This Music Is Our World. I'm Never Gonna Let You Go.
Pepito is a two-person band from San Francisco who just may have made the debut album of the year. They traffic in the ambiguities and dialectics of the modern world, and they rock like a fuckin’ beast when they choose to. Apparently, the revolution has already begun without any of us knowing about it, and it’s here in the form of this CD. So, since Migrante is the sound of the future, you’d better start getting to know it now. ,p>Pepito plays post-rock like Tortoise and bleepy-glitchy electronic music like IDM artists and folk-influenced Spanish-language pop like Aterciopelados and tough churning garage-punk stuff like . . . Trail of Dead—and that’s just on the opening song, “Terapia”. Every time they lock into a groove, they’re thinking about the next one just a few seconds away, but somehow it doesn’t seem forced or studied or anything except “this is what we need to sound like on this song.” That’s just the way they are; track after track features more twists than O. Henry’s Collected Stories and more influences than you can find in Beck’s whole oeuvre.
Check “Ardilla,” where they sample Todd Trainor’s drum sounds off Shellac’s album At Action Park and set them to work backing a kick-ass stop-start punk tune where José Márquez screams, “Those who kill for profits / Those who abuse for a dollar” (translation courtesy of their website, www.pepito.net), only to interrupt the song halfway through for the sound of the ocean waves. Check “Little Brown Baby,” where the main percussion sounds appear to be a copier with asthma and Ana Machado’s sweet voice croons a song of hope: “One day I’ll have a little brown baby / El mundo te espera / La vida es tuya.” Or check “Rewind, Stop,” with its repeated “Fast forward / Stop / Fast forward / Fast forward,” which is both more annoyingly avant-garde than any Aphex Twin freakout and a more interesting comment on the similarity of recording and memory than anything I’ve ever heard.
It’s really kind of hard to describe the Pepito sound, but it exists.

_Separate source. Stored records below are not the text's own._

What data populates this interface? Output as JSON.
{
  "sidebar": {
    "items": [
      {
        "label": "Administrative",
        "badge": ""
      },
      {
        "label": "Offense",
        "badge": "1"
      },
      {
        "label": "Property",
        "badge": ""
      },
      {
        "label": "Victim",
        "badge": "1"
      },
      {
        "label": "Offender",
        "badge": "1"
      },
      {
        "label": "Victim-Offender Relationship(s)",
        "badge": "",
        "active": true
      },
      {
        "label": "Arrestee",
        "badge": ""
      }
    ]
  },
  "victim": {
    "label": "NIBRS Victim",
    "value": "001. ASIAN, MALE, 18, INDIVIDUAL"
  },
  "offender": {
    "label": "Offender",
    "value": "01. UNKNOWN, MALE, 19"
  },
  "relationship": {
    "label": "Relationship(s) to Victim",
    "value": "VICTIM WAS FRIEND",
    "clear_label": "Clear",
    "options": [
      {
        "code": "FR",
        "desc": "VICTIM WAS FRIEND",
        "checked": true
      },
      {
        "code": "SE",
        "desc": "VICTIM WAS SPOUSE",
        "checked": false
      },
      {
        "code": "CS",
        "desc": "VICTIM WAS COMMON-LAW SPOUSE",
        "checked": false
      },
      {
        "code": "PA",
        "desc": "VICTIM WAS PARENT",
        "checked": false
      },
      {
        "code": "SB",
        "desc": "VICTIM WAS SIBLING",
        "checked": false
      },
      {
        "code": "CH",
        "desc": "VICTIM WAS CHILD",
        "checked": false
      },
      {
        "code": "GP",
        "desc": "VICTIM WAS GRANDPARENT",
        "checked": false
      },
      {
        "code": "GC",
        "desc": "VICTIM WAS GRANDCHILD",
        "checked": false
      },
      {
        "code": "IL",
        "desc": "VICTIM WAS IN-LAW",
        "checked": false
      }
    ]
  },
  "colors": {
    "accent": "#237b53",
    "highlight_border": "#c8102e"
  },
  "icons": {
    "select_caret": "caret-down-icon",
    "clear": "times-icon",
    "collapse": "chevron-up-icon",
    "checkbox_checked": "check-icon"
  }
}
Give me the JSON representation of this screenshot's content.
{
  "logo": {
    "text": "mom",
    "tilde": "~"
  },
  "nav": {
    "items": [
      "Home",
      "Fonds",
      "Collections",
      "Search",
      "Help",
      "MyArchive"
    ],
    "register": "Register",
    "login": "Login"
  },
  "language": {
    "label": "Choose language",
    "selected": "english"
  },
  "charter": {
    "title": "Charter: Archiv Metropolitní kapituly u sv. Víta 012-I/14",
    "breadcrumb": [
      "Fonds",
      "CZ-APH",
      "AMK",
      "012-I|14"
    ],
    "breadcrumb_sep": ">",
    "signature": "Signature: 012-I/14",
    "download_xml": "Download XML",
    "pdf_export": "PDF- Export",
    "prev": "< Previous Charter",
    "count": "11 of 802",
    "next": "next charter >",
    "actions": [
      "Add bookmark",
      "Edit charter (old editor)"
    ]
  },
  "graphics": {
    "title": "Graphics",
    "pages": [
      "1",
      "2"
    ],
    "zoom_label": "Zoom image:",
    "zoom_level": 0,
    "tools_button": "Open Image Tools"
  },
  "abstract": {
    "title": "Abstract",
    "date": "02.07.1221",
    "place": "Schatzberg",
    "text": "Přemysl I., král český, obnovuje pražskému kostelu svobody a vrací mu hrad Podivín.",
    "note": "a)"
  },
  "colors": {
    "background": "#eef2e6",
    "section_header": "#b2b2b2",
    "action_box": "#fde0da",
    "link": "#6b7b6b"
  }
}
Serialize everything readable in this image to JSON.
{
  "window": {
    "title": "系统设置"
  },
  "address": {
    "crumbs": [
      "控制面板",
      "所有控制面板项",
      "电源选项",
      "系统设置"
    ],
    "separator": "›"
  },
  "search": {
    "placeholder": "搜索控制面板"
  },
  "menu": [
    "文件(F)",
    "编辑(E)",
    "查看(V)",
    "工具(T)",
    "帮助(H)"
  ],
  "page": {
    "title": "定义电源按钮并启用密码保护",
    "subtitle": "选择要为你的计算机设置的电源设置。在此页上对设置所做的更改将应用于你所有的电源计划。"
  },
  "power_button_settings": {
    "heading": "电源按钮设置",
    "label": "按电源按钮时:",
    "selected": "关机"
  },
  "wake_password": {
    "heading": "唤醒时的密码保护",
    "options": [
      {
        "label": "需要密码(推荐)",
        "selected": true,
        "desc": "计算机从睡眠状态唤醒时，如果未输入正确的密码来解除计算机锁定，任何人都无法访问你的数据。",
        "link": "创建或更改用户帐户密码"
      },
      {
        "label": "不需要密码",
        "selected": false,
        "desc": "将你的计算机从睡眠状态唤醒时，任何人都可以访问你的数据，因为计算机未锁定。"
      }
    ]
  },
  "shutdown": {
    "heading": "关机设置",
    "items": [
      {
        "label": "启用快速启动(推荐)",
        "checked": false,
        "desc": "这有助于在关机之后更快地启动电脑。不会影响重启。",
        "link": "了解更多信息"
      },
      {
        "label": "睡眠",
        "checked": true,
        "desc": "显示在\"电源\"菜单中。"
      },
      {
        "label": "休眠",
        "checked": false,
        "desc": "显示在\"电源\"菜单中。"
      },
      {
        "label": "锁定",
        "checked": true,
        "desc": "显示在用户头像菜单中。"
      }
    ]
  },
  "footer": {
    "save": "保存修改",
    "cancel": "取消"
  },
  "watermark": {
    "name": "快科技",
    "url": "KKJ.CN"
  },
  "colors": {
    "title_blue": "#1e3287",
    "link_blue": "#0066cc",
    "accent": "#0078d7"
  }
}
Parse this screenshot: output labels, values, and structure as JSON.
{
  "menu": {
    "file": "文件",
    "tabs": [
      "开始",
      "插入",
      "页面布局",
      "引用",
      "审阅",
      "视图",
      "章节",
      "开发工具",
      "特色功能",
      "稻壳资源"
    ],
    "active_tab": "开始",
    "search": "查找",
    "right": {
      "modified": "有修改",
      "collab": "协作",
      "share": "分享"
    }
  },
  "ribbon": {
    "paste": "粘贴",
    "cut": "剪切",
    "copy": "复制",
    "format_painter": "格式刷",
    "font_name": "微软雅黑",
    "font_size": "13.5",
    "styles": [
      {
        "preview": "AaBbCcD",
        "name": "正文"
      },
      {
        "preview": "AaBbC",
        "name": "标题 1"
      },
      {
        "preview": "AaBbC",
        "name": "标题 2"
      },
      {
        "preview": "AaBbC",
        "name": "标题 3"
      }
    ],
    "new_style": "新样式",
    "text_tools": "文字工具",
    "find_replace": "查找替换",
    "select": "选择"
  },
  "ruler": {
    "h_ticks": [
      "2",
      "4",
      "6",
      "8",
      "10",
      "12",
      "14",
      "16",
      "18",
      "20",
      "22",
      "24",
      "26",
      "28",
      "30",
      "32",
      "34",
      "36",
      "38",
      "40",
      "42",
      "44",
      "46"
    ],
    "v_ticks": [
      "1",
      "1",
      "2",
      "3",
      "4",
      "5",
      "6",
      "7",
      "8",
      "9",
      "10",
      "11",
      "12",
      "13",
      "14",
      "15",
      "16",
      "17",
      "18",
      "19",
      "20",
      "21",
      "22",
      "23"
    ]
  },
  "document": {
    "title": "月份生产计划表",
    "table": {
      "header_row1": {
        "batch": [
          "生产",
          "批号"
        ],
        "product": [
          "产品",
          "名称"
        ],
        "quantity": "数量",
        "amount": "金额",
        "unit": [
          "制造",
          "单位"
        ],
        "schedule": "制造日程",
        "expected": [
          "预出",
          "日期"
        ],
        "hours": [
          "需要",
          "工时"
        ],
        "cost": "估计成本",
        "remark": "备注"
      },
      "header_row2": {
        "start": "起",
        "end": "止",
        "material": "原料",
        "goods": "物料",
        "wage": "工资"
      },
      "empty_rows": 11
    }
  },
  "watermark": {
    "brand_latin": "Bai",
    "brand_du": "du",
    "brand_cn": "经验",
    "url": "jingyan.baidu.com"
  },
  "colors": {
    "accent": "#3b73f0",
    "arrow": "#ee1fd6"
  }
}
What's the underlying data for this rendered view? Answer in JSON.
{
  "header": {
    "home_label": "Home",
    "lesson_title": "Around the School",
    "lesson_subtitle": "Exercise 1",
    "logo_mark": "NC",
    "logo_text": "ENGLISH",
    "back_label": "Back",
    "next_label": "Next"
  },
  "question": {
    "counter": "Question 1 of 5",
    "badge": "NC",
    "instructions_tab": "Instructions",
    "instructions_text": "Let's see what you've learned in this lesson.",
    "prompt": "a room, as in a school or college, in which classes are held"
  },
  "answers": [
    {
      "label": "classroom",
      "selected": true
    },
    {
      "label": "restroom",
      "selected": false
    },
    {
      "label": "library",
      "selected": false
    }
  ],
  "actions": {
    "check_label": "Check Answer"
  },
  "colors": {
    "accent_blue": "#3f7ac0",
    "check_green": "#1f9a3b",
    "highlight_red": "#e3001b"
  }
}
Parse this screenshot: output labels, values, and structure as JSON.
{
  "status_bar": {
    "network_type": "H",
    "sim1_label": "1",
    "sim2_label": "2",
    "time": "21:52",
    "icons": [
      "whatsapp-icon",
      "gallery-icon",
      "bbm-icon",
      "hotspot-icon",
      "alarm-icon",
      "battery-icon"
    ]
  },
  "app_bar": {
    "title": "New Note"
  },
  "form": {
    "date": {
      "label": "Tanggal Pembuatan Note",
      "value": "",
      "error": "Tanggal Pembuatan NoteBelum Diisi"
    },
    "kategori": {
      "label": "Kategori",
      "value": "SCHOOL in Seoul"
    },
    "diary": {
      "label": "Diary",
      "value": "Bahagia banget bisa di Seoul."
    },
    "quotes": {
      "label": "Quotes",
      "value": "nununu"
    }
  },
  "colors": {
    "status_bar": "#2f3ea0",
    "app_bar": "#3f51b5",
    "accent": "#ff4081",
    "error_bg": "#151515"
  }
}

The most obvious recent antecedent of this kind of furious mix of musics all jammed up together is Mexico City’s Café Tacuba, who did something like this on their album Reves/Yosoy; except, of course, that CT had to separate their “weird” side from their “pop” side on two different discs. Pepito takes those two discs and melds them together, along with an affinity for glitchy sound effects, a DIY ethic you won’t believe, (they recorded the whole album for less than $2500), and more ambition on one 43-minute album than in most band’s whole careers.
Pepito is a political group: Machado (originally from Tijuana) and Márquez (born in Havana), who appear to be a couple in real life as well as in their music, are intelligent and savvy global citizens with axes to grind. Globalization at the expense of workers is bad, and they don’t mind saying so; they make their points even more effective by singing in Spanish, English, and French. But they’re not lockstep leftists, either—two of their most interesting songs use space metaphors as slaps at communist human-rights abuse: “Salyut” uses an astronaut lost on a spacewalk as a metaphor for the demise of the U.S.S.R., and “S.O.S.” takes off after a mythical Cuban rocket launch (another translation, here): “We shall prove the capacity of the superior sciences of Marxist-Leninist socialism!” And yet several songs appear to about real human emotions: love, fear, confusion, and hope.
It sounds like I’m kinda sprung for this album, and I have to admit that I am. Why? I guess it can all be summed up in the glorious mess that is the album’s standout track, the eight-minute “New Wave.” We start with squeaky ambient studio sounds, which turn into two bars of confrontative hype-hop techno, which turn into a very Tacuba-like groove for a few minutes. Suddenly, the whole thing comes to a stop with the sounds of a tape recorder and Machado’s voice: “Hi, baby! Listen to this tape that I made for you, because I love you. This music is our world. I’m never gonna let you go.” We’re back to the post-whatever groove, but I’m in love already because any band that loves mix tapes knows where it’s at.
Back to the music: we get a repeated chant, “La cultura sí circula” (“culture circulates”), over a spoken French part talking about how moisture evaporates, turns into rain, and returns to earth again. Wait a minute, I’m starting to get it—mix tapes, music, culture, everything, they are there for the picking, they are meant to be plundered, they change and mutate and shift, that’s the way of the world. And they bring it on home with a monster rock section at the end, with the refrain, “Aqui viene el sonido nuevo” (“Here comes the new sound”). So, like, all those tapes I made for people all those years where I put Shonen Knife right up against Funkadelic followed by Sugarcubes and EPMD and Hank Williams—that was actually a blow for revolutionary freedom? Hell yeah it was! The noble mix tape, so recently despoiled by sweater-wearers with horrible tastes, has been restored to its rightful place of glory! Hallelujah!
Any band that loves music this much, and plays it so well, and messes with it so blatantly, deserves great stardom. Start telling the kids: Pepito is here to start some fuegos, kick some culos, and seize the motherfuckin’ means of produccion. They’re here to stay.